Some of them must have stood in water that was then over that part of the deck while they played, for we were on nearly the same level with the deck then.
‘They played Nearer My God to Thee till the ship rose and they went out of sight. They must have been playing when it went down,’ said Nora. Nora and the 704 other survivors were picked up by the Carpathia about daybreak. And it was The Patriot which told her brothers in Harrisburg that she was safe, having previously reported their anxiety about her. At 9.15 a.m. on 18 April, the Carpathia docked in New York where Nora was met by her brothers, Dennis, William, Patrick and John Keane.
Nora then returned to Harrisburg where she had made her home with another brother, Michael, who had a hotel there.
(The Patriot, 20 April 1912)
The same newspaper the day before quoted Nora, in an account dictated to her brother Dennis, as saying that ‘some shots were fired on the ship.
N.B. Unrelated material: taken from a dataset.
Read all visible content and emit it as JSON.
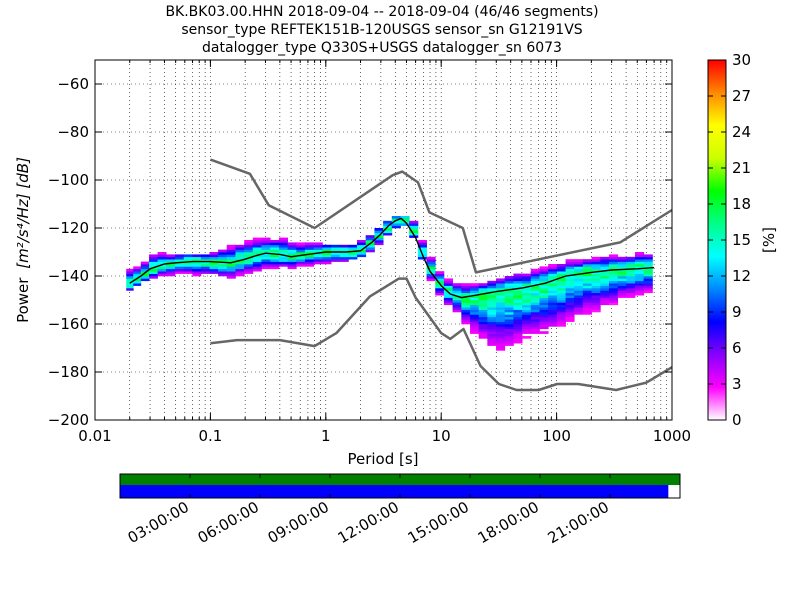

People said men had been shot. I don’t know who they were … it is so awful I cannot think of all that happened.’
Nora, who discreetly carved eleven years off her age when signing aboard the Titanic, had been born in 1866 to John Keane (1819–1885) and his wife Nora Fee (d. 1916) of Gardenhill, Castleconnell, Limerick. Nora later bought and managed a pub in Harrisburg, using money she received from an inheritance. The American Red Cross assisted her to the tune of $100.
Nora told her family back in Ireland little about the disaster. She said the other women in her cabin were woken up by stewards and told to leave the ship immediately. She was in the lifeboat all night, dressed only in her nightgown – sans corset of course – and strictly enjoined her nephews and nieces in later life: ‘When they tell you to get off the boat, do what they say!’
She eventually returned to Ireland and died on 20 December 1944, at the County Infirmary in Limerick, aged 78. The cause of death was complications from a broken leg.